Osgood-Schlatter disease is one of the most common causes of gonalgia in older children and teenage athletes. It is the consequence of the traction exerted by the patellar tendon on the ossification centre of the anterior tibial tuberosity.
It occurs between the ages of 10 and 15, although it can also occur in younger kids. The incidence is higher in boys, although it is increasing in girls.
It is caused by mechanical overload in a growth zone of the tibia. The areas where the bones grow, called growth plates, are relatively weak and can be injured relatively easily.
The patellar tendon, which lies just below the patella, inserts into the growth plate of the tibia and pulls tightly on it to straighten the knee. This can lead to repeated overloading of this area, tissue disruption, insufficient vascularisation, impaired ossification and inflammation in an attempt to repair.

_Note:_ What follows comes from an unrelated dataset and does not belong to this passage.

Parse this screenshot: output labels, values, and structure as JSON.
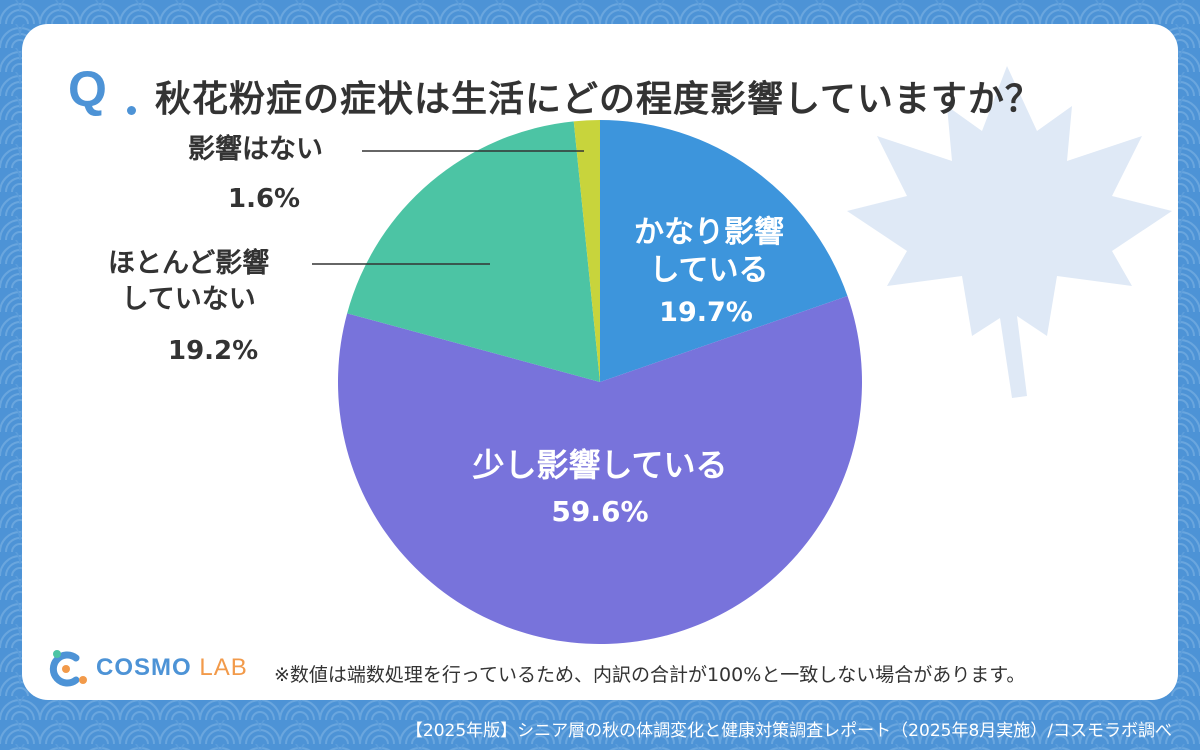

Pain that appears when performing physical activities (walking, running, etc.), just below the knee, in the front part. It is accompanied by local inflammation and significant pain when the area is touched.
Clinical examination with physical examination where we found pain at the level of the anterior tuberosity of the tibia on palpation, more intense at the insertion of the patellar tendon and pain on extension against resistance.
We can rely on imaging evidence such as:
- Lateral X-ray: bony irregularity at the level of the anterior tibial tuberosity.
- MRI shows distension of the pretibial bursa compatible with Osgood-Schlatter apophysitis and chronic enthesopathy of the patellar tendon.
The aim of the treatment is to eliminate the pain, while trying to maintain, as much as possible, the teenagers’ activities. We are based on 3 pillars:
1. Stretching exercises should be performed before sport. The exercises focus on the anterior and posterior thigh muscles, called the quadriceps and hamstrings.
2. After physical activity, ice the sore area for 20 minutes.
3. Local anti-inflammatory medication can help control the pain.
Does it leave any after-effects?
Fortunately, this disease is self-limiting and usually resolves on its own within 12 to 18 months.